Namun, tidak ada yang lebih tidak biasa daripada memamerkannya. Setidaknya, itulah yang terjadi pada kepribadian Ram Hwayeon. Dia mulai berjalan cepat lagi, bahkan tanpa menoleh ke belakang ke arah Leeha, sambil mengerucutkan bibirnya. Jachung, yang berdiri di belakangnya, menundukkan kepalanya dalam keheningan yang menenangkan.
“Dia harus memahami karaktermu, sutradara.”
“Hmph. Aku tahu. Ayo pergi.”
Baca Hanya _????????? .???
Hanya di Web ɾιʂҽɳσʋҽʅ .ƈσɱ
Ram Hwayeon merasa sakit hati. Sebelumnya, dia dengan canggung mengabaikan masalah itu, memintanya untuk ‘membalas’ setelah operasi ketika dia bisa berdiri, tetapi apakah dia benar-benar akan menundanya?
‘Saya akan memeluknya sebagai tanda terima kasih. Cih, dia memeluk Master Kay dengan baik sekali.’
Keluhannya terus berlanjut tanpa henti.
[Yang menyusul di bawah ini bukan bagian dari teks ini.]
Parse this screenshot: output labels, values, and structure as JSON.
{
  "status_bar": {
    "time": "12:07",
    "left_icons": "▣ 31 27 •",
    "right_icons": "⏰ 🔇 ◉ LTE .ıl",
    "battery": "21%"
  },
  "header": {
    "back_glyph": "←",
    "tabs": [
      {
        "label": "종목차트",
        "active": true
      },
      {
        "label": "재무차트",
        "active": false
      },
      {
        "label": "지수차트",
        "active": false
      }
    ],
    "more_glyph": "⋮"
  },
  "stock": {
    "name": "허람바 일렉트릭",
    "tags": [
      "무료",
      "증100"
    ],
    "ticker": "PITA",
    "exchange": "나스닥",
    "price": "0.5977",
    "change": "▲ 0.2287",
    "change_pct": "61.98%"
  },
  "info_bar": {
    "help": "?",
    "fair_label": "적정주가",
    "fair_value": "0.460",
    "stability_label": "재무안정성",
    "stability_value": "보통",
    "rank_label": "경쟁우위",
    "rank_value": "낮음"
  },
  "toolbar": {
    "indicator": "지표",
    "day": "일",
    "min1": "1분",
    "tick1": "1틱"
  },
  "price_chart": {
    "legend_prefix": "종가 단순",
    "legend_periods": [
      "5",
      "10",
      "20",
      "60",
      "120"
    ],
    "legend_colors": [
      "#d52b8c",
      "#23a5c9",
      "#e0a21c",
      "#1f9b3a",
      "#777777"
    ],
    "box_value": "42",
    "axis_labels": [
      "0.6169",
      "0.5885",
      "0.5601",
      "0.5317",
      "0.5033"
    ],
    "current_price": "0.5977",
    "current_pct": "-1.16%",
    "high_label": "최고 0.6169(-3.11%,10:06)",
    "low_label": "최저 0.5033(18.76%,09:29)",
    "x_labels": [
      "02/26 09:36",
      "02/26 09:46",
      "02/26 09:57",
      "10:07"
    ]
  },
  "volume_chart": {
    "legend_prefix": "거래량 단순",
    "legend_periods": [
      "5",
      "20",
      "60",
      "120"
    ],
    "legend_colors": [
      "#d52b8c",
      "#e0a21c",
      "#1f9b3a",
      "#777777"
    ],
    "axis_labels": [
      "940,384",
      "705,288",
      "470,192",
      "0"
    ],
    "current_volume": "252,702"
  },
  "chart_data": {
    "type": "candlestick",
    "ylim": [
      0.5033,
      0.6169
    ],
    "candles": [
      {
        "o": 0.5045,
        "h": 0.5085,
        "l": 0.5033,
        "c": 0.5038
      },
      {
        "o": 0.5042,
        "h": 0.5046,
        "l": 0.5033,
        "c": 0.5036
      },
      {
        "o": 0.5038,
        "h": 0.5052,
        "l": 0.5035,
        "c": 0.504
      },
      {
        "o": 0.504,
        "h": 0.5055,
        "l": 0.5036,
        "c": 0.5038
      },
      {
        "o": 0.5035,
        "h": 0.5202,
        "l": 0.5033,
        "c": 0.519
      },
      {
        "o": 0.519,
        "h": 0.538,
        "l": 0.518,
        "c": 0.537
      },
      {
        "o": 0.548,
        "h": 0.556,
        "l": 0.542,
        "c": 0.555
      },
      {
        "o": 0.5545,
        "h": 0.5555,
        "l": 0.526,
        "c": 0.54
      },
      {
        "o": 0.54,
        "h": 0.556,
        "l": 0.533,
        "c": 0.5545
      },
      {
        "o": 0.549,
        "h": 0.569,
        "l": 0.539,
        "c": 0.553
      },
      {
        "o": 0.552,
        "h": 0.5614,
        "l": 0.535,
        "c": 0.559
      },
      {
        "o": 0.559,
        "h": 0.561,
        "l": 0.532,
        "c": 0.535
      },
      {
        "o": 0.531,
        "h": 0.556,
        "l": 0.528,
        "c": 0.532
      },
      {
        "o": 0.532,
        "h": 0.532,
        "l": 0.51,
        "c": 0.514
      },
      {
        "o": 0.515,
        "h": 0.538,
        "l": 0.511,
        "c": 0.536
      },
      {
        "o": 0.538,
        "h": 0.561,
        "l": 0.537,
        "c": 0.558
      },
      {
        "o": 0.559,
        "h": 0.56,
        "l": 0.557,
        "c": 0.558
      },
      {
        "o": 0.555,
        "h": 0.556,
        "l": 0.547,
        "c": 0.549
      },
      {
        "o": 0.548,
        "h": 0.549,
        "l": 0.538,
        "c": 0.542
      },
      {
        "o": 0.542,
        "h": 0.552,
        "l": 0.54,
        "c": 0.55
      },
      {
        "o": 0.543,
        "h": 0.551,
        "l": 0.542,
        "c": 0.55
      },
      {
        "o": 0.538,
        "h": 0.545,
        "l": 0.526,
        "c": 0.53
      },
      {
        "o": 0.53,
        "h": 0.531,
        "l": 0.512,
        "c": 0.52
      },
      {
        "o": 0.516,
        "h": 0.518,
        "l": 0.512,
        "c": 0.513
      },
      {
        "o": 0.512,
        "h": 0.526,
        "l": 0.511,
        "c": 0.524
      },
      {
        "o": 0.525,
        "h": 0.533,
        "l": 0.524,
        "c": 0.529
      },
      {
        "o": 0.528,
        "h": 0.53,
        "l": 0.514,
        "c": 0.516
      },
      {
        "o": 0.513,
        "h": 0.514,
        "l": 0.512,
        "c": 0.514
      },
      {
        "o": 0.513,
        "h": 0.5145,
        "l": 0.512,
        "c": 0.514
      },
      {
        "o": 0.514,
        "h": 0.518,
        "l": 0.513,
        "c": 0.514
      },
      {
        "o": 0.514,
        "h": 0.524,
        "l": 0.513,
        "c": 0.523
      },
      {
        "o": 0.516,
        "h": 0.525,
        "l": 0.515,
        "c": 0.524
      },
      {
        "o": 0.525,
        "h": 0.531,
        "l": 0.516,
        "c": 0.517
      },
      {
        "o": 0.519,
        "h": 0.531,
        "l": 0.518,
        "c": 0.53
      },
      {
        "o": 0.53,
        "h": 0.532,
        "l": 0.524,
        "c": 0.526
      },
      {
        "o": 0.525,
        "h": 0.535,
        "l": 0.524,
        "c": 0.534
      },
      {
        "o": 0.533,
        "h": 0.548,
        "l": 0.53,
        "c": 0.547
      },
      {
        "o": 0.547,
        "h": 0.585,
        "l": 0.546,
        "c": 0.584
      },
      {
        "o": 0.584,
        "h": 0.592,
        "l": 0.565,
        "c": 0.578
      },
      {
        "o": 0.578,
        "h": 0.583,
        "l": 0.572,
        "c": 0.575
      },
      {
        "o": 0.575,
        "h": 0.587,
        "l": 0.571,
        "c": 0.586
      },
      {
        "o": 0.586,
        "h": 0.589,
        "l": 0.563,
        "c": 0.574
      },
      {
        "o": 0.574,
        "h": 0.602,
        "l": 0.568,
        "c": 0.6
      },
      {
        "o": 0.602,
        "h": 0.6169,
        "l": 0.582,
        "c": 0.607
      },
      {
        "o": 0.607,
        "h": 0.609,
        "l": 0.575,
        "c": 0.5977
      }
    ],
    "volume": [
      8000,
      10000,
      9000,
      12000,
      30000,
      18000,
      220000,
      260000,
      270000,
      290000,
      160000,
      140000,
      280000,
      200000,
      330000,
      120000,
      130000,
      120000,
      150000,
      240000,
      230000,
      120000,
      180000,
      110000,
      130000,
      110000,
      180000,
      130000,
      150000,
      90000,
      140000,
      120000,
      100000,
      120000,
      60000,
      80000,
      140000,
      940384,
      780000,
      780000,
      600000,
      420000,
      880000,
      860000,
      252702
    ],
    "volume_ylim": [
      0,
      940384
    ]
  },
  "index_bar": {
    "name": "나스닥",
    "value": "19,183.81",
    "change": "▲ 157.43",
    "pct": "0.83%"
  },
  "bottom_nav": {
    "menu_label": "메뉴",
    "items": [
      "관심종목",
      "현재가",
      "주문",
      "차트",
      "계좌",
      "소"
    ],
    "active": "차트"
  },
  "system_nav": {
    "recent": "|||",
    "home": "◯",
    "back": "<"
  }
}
Tanpa menyadari perasaannya, Leeha masih diliputi emosi, memeluk Kijung.
***
Hanya berselang dua jam, duo wanita menawan, yang bersinar bahkan di tengah keramaian, tiba di Bandara Internasional Hong Kong.
“Bobae! Cepatlah!”
“Tunggu, aku harus mengatur roaming dulu untuk bertanya pada Kijung-ssi!”
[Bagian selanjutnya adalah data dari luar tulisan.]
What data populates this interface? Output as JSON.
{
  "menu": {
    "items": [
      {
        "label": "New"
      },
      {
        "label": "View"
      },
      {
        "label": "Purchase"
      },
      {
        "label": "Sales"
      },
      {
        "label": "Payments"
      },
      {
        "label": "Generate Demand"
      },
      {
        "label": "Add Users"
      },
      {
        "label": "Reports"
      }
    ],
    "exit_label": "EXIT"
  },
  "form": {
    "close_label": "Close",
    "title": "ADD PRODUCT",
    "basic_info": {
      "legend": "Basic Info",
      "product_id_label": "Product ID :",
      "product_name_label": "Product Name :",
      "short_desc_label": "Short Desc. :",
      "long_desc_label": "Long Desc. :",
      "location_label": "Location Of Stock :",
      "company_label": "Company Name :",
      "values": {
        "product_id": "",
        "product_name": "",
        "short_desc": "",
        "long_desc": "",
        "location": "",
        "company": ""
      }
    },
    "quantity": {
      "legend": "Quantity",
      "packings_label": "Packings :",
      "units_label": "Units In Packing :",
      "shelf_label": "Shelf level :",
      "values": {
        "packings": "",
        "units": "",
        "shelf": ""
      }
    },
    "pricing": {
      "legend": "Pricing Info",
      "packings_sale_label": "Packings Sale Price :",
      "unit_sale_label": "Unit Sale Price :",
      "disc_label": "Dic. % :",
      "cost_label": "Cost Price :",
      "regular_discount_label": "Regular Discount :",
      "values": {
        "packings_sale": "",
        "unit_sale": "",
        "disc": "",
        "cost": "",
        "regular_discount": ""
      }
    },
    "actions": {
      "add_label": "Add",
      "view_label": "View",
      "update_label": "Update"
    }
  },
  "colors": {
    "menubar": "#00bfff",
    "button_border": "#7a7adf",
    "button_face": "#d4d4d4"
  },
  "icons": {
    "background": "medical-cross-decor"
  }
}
“Keke, aku jadi penasaran, seberapa terkejutnya Leeha-ssi nanti saat dia tahu kita mengikutinya?”
Shin Nara melompat dari satu kaki ke kaki yang lain dengan gembira. Ia berhati-hati agar tidak secara tidak sengaja menyebutkan bahwa ia akan mengikuti Leeha ke Hong Kong, mengingat bibirnya yang terbuka. Bobae-lah yang telah mengorek informasi tentang perjalanan ke Hong Kong dari Kijung (?) dan memberi tahu Nara. Namun, tidak seperti Nara yang gembira, ekspresi Bobae agak rumit. Bobae tidak yakin dengan keputusan mereka. Ia memiliki masalah yang harus ditangani dengan Byulcho, dan ia bertanya-tanya apakah tidak apa-apa untuk datang seperti ini.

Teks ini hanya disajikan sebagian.